Now that I'm close to that number, I'm targeting $1.2m ($36k a year at 3%)
SA1- agree. With having kids. OB bill was reasonable. Cut her a check. Anesthesiologist wanted 2k for 15 mins of work. $5/mo payment plan for you. Assume anesthesiologist spent total 1 hour on prep, patient, and charts. 2k/hr = 4MM annually. Those docs make around 4-500k. Malpractice premiums are 120k/year. all in = 600k. That would be $300 for services rendered in 1 hour. Add some overhead and it bumps up a bit. At $2k an hour. You’re stealing. Where does that extra $1,700 PER HOUR go?
Remember that physician billed separately from hospital and other care.
My partner & I have agreed we'll start seriously considering it at $6M combined and probably pull the trigger at $10M combined. Those are the numbers where we'd feel comfortable never worrying about salary again & still be able to support luxuries we enjoy & help out less wealthy family members
With a partner and assuming we’re all working towards a certain standard, I think these numbers start to sound right.
Thanks for sharing.
I will likely never reach that point
I feel that.
I’ll do something else at $2.5M, but growth and comfort would really be at $4.0M. If I get married, this will be harder.
Great thing is if you hit your first MM early, your money works harder than you can. Good #s A1
Expenses = growth, come on man it’s simple
K1, my apologies — I see where you’re coming from. My thinking is along the lines of G1’s.
Thanks both for chiming in!
2.5 to consider if the job is still fun. At that point the growth outpaces any contributions.
4MM to sleep real easy
6MM to give back in a meaningful way
Conservatively, 2M spins off about 100k/yr. Calibrate accordingly.

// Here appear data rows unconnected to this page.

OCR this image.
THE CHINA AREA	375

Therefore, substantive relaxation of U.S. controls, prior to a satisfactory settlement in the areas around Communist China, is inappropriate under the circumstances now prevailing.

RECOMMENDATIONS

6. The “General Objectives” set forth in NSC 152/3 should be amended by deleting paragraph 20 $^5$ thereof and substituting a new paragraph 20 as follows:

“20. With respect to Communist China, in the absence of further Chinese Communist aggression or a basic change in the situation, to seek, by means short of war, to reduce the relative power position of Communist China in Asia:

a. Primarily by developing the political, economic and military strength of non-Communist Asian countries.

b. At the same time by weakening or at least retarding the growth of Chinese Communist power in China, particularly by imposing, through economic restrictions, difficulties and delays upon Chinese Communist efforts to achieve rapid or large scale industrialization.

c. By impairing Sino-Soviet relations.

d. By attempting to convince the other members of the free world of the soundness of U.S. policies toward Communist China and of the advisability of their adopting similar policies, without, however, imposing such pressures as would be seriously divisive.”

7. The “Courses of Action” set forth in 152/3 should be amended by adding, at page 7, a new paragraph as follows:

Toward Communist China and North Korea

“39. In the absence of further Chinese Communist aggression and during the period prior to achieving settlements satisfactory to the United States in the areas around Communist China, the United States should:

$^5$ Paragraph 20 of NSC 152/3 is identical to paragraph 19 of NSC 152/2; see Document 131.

I thought $2M translated into $80k for a traditional age retirement. Talking with a (free) FA from Fidelity, it seemed like the 4% rule was a bit dated and that it needed to be adjusted downward if you were planning to retire early (so say only withdraw 3%).
Around $2m makes it possible when spouse hits pension at 50. $4m would help me sleep better.
2m
Is the number for a household?
$2 Mil if I'm retiring around 55 and plan to entirely stop working. Maybe even less because I'm seeing a lot of jobs with healthcare coverage for retirees (I'm in Pharma).

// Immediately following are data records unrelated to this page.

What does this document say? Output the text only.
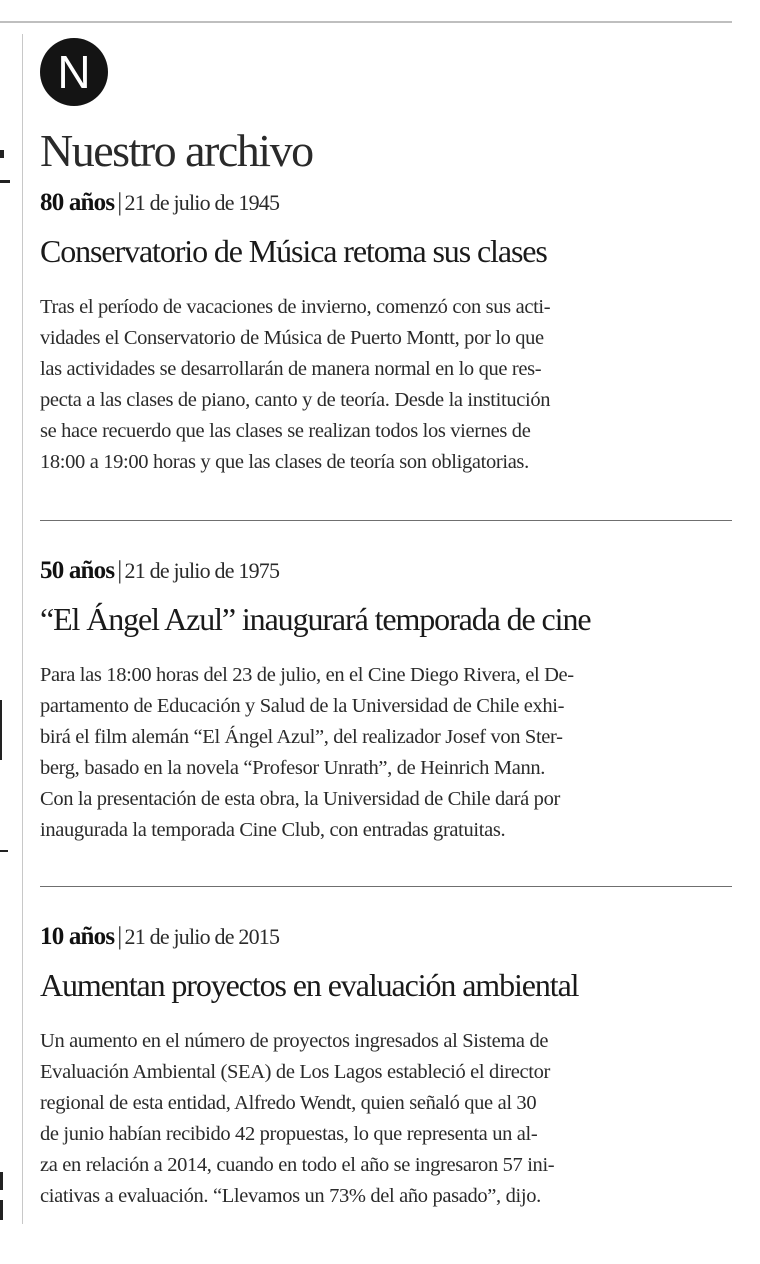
N
Nuestro archivo

80 años | 21 de julio de 1945

Conservatorio de Música retoma sus clases

Tras el período de vacaciones de invierno, comenzó con sus acti-
vidades el Conservatorio de Música de Puerto Montt, por lo que
las actividades se desarrollarán de manera normal en lo que res-
pecta a las clases de piano, canto y de teoría. Desde la institución
se hace recuerdo que las clases se realizan todos los viernes de
18:00 a 19:00 horas y que las clases de teoría son obligatorias.

50 años | 21 de julio de 1975

“El Ángel Azul” inaugurará temporada de cine

Para las 18:00 horas del 23 de julio, en el Cine Diego Rivera, el De-
partamento de Educación y Salud de la Universidad de Chile exhi-
birá el film alemán “El Ángel Azul”, del realizador Josef von Ster-
berg, basado en la novela “Profesor Unrath”, de Heinrich Mann.
Con la presentación de esta obra, la Universidad de Chile dará por
inaugurada la temporada Cine Club, con entradas gratuitas.

10 años | 21 de julio de 2015

Aumentan proyectos en evaluación ambiental

Un aumento en el número de proyectos ingresados al Sistema de
Evaluación Ambiental (SEA) de Los Lagos estableció el director
regional de esta entidad, Alfredo Wendt, quien señaló que al 30
de junio habían recibido 42 propuestas, lo que representa un al-
za en relación a 2014, cuando en todo el año se ingresaron 57 ini-
ciativas a evaluación. “Llevamos un 73% del año pasado”, dijo.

However, I don't want to work another 20 years, so I'm looking at a very diversified plan.
I think I'll go partime when I have 2 investment properties and $500k in retirement.
I'll continue to contribute to the 401k at a much lower rate and give it time to grow for maybe another 10 years or so and add a few more rental units.

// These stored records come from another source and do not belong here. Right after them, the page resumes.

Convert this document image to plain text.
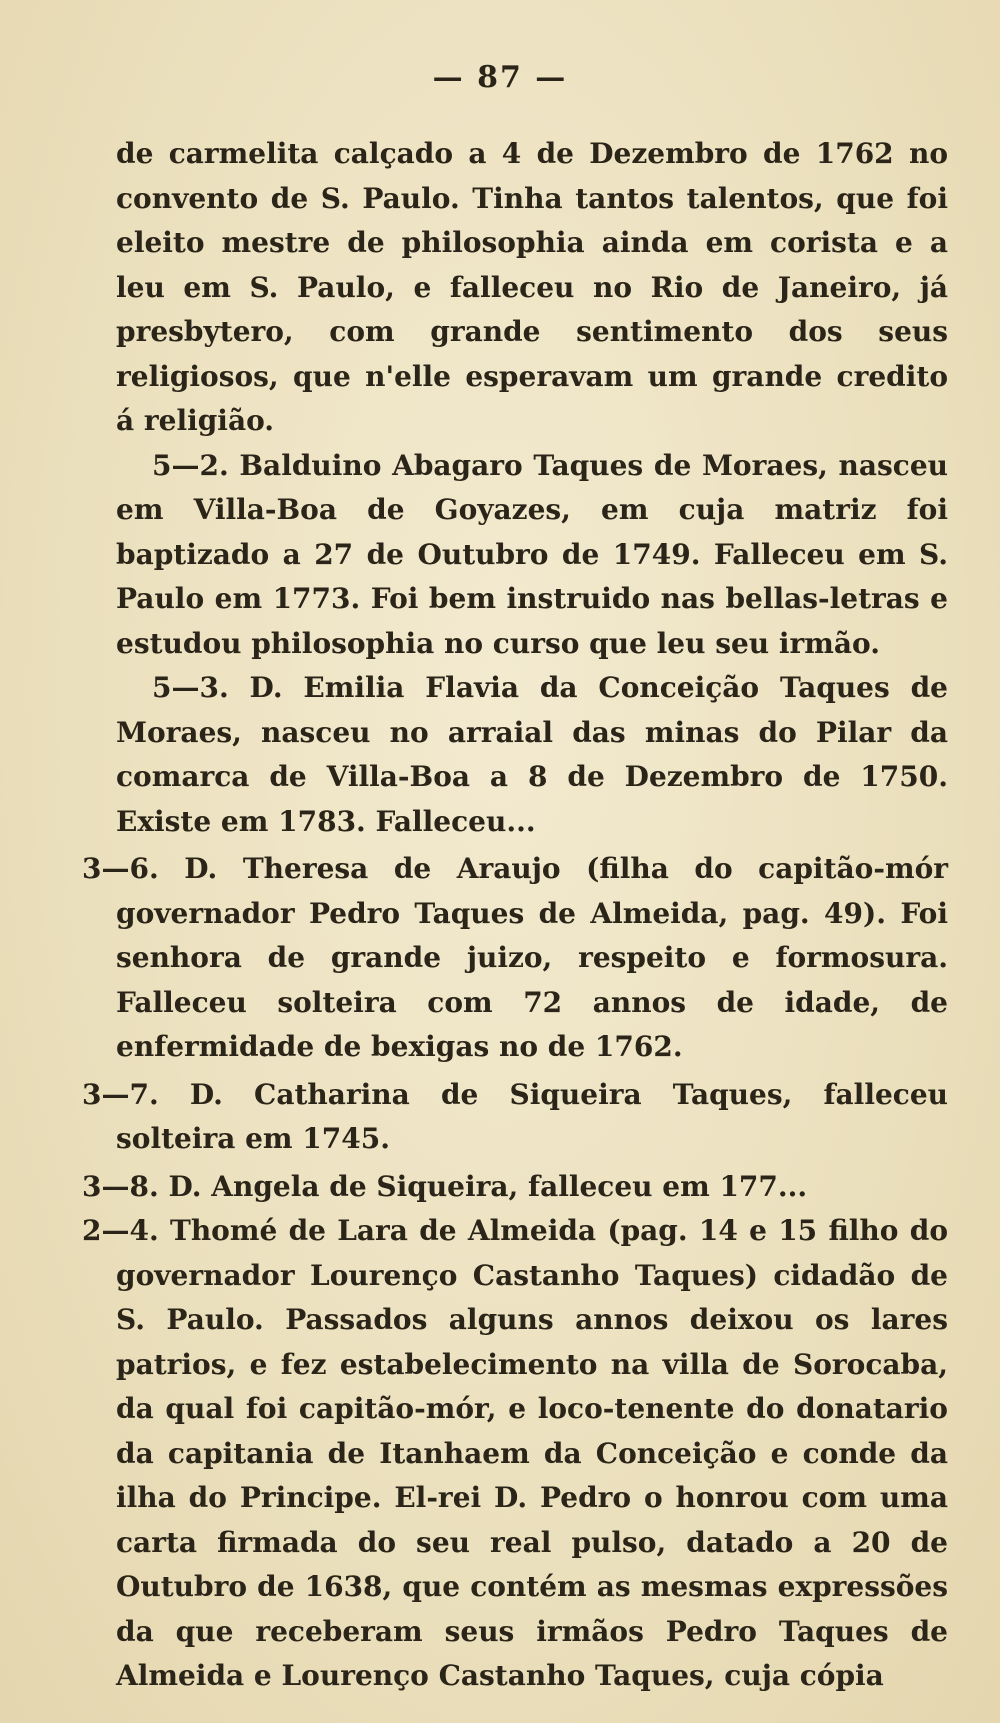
— 87 —

de carmelita calçado a 4 de Dezembro de 1762 no convento de S. Paulo. Tinha tantos talentos, que foi eleito mestre de philosophia ainda em corista e a leu em S. Paulo, e falleceu no Rio de Janeiro, já presbytero, com grande sentimento dos seus religiosos, que n'elle esperavam um grande credito á religião.

5—2. Balduino Abagaro Taques de Moraes, nasceu em Villa-Boa de Goyazes, em cuja matriz foi baptizado a 27 de Outubro de 1749. Falleceu em S. Paulo em 1773. Foi bem instruido nas bellas-letras e estudou philosophia no curso que leu seu irmão.

5—3. D. Emilia Flavia da Conceição Taques de Moraes, nasceu no arraial das minas do Pilar da comarca de Villa-Boa a 8 de Dezembro de 1750. Existe em 1783. Falleceu...

3—6. D. Theresa de Araujo (filha do capitão-mór governador Pedro Taques de Almeida, pag. 49). Foi senhora de grande juizo, respeito e formosura. Falleceu solteira com 72 annos de idade, de enfermidade de bexigas no de 1762.

3—7. D. Catharina de Siqueira Taques, falleceu solteira em 1745.

3—8. D. Angela de Siqueira, falleceu em 177...

2—4. Thomé de Lara de Almeida (pag. 14 e 15 filho do governador Lourenço Castanho Taques) cidadão de S. Paulo. Passados alguns annos deixou os lares patrios, e fez estabelecimento na villa de Sorocaba, da qual foi capitão-mór, e loco-tenente do donatario da capitania de Itanhaem da Conceição e conde da ilha do Principe. El-rei D. Pedro o honrou com uma carta firmada do seu real pulso, datado a 20 de Outubro de 1638, que contém as mesmas expressões da que receberam seus irmãos Pedro Taques de Almeida e Lourenço Castanho Taques, cuja cópia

Then by 50 I'm ready to further reduce hours, but should still be able to support myself with the rental income and partime income.
Then by 55 reduce hours further and maybe pull out of 401k for health expenses.
By the time I'm fully retired, I can sell some of the houses and my 401k will have grown. I probably will be up to $2-3mil. And i don't think I'll need more than $80k per year for myself to really enjoy life.
At the end of the day, I can just power away for another 10 years and retire completely. But that's 10 years of missing out on a huge chunk of happiness. So i would rather do a phased approach so i can pull the trigger earlier, while maintaining my sense of financial security. I'd rather have $500k more than i need and leave a nice chunk to family or charity than to stress about running out of money or not being able to do what i want to do.